Will the FM give some solution to this by asking sebi.
what about investors who have invested in FDs of reputed companies at one time and now they are chasing for the principal refund. Will Fm follow this
suketu
4 years ago
6 yrs ago we were told big stories of "ease of business"!
parimalshah1
4 years ago
The bird brained idea of bureaucrats!
Why not simply say up to 2.5 or 3 lakh dividend per year in total NO TAX, so no need for form 15 G or 15 H at all!
Income up to that amount is any way NOT taxable.
Or have only one form to be submitted to DP like we do for dividend credit? Make use of technology and automation. The curious ways of IAS guys is unfathomable.
m.prabhu.shankar
Replied to parimalshah1 comment 4 years ago
If political leadership cannot guide the bureaucrats for some reason then better that political leadership resign and get lost. Since 2014, this is one of the problems that this country is facing. Anything negative happens then blame the bureaucrats. Anything positive, credit will go to political masters. Strange.
lcrossroad
4 years ago
What will happen if the company receives form 15g//h after the dividend is paid net of tax
Not everyone is having printer at home so senior citizens most affected
muralidhard2002
4 years ago
hcl tech insists for 15G/H, even if the dividend payable is less thanRs.5000/-. Have to send the signed originals to the RTA by Courier/Regd Post within the stipulated date (irrespective of the delay due to covid) -another exercise- thanks to this Govt! 80L forgotten!! One more thanks to this Govt!!!
Newme
4 years ago
So much paper work. What a waste of Indians time and energy.
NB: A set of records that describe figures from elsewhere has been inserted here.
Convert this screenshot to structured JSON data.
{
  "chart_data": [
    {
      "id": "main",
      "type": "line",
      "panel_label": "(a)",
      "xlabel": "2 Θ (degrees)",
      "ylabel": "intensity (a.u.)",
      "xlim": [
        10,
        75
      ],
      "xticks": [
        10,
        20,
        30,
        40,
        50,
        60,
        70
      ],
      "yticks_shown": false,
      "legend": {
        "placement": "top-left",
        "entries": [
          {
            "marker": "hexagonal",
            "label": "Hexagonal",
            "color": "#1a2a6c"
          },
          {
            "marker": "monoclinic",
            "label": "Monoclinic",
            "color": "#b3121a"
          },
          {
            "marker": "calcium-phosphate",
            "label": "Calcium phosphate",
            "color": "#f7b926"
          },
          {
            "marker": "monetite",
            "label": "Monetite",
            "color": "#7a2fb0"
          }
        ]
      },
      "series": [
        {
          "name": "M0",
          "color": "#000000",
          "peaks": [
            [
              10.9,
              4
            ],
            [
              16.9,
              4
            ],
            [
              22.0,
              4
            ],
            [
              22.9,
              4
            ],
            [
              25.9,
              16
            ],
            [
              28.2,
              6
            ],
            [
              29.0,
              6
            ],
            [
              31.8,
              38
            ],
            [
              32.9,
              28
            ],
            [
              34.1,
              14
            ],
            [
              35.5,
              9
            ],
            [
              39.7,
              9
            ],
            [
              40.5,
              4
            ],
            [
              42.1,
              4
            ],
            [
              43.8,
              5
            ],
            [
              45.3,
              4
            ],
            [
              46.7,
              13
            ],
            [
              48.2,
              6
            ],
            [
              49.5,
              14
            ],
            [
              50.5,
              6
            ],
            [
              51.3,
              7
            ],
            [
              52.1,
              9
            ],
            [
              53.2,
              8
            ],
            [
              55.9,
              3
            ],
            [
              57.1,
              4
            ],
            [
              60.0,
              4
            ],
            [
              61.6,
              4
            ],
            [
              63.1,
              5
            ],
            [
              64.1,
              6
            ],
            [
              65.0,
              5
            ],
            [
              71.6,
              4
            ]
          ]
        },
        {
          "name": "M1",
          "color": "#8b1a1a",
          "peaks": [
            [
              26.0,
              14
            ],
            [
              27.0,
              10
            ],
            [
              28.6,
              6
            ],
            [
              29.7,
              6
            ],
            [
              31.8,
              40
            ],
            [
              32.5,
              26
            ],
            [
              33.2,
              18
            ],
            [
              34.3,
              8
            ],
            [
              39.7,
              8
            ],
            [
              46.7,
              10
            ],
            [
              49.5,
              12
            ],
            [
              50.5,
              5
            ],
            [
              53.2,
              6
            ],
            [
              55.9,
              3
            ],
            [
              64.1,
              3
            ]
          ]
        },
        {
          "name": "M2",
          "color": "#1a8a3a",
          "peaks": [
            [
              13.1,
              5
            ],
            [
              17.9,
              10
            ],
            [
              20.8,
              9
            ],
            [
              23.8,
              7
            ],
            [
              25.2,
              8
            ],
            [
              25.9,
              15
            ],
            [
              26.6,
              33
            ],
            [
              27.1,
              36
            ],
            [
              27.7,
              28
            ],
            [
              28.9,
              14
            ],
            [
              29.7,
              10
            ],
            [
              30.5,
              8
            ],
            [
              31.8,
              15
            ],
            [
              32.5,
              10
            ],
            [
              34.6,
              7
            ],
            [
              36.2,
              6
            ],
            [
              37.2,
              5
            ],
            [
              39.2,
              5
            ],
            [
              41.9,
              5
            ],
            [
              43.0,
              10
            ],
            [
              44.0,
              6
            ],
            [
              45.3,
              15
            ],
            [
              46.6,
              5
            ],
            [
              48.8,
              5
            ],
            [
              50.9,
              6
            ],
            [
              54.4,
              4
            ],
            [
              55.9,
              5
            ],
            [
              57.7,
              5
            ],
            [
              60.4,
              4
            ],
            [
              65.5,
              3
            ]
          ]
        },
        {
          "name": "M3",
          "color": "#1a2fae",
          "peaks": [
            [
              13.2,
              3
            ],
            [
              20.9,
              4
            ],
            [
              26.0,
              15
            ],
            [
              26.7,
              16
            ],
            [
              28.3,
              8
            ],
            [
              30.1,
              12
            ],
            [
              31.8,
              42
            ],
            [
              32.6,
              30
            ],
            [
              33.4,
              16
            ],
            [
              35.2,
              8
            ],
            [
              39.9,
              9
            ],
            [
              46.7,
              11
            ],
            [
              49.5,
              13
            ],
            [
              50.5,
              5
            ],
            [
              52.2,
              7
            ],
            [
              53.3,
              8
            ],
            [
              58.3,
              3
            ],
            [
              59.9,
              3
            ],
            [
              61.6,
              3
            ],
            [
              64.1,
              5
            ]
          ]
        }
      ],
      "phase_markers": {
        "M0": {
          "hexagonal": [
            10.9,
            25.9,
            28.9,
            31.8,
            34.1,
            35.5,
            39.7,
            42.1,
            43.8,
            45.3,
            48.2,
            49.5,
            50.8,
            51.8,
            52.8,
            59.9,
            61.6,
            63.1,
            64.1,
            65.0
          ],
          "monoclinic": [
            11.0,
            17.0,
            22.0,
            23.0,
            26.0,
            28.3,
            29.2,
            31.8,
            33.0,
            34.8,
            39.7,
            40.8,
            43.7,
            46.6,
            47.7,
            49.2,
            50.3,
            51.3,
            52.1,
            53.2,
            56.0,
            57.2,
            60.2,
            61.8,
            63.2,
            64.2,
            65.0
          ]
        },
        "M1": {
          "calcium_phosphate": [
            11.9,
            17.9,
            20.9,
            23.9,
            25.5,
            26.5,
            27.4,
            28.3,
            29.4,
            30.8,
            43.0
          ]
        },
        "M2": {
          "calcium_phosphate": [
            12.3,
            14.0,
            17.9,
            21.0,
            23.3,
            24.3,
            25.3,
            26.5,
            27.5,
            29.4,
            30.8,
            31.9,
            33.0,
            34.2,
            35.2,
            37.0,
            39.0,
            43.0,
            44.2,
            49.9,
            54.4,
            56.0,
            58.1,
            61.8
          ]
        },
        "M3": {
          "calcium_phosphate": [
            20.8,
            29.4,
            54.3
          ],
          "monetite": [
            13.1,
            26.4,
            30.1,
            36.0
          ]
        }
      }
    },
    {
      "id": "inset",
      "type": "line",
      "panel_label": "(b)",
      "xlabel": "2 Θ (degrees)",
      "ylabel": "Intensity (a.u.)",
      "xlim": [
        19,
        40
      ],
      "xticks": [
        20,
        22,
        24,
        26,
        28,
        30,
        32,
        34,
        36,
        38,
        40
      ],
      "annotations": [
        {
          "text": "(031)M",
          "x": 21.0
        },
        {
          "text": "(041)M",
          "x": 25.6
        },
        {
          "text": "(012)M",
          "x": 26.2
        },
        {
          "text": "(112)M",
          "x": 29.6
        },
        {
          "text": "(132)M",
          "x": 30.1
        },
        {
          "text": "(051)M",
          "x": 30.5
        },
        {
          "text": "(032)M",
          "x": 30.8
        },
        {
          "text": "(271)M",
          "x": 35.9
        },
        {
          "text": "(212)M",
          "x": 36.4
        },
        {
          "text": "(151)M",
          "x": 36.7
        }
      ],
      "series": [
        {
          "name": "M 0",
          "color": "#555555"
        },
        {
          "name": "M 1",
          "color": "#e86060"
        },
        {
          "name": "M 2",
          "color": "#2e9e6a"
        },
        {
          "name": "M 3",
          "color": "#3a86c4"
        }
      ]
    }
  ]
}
Mr.Yashwant Sinha where are you? We are stuck with this pickles lady.
rajagopalsridhar
Replied to Newme comment 4 years ago
She may not be aware of the implications. This happens when you sign on the dotted lines as suggested by the beuracrat. Better let TDS be deducted. File your ROI and wait for refund. The Act should be amended to ensure refunds in the case of senior citizens are done within 2 months of filing the Return of income.
lcrossroad
Replied to rajagopalsridhar comment 4 years ago
refunds are processed quickly by this govt, but what about persons who do not have taxable income and do not file the returns, at least the FM should have taken care of such matters before taking the decisions.
lcrossroad
Replied to Newme comment 4 years ago
Lots of paperwork senior citizens are going to go thru tough time instead of simplifying taxation rules fm is making it more complicated also note previous fm late Shri Jaitely ji complicated by grandfathering LTCG. till 1lac
aarvi1948
Replied to lcrossroad comment 4 years ago
Who is bothered. After the senior cittizen are considered a drain on economy as they do not contribute towards GDP.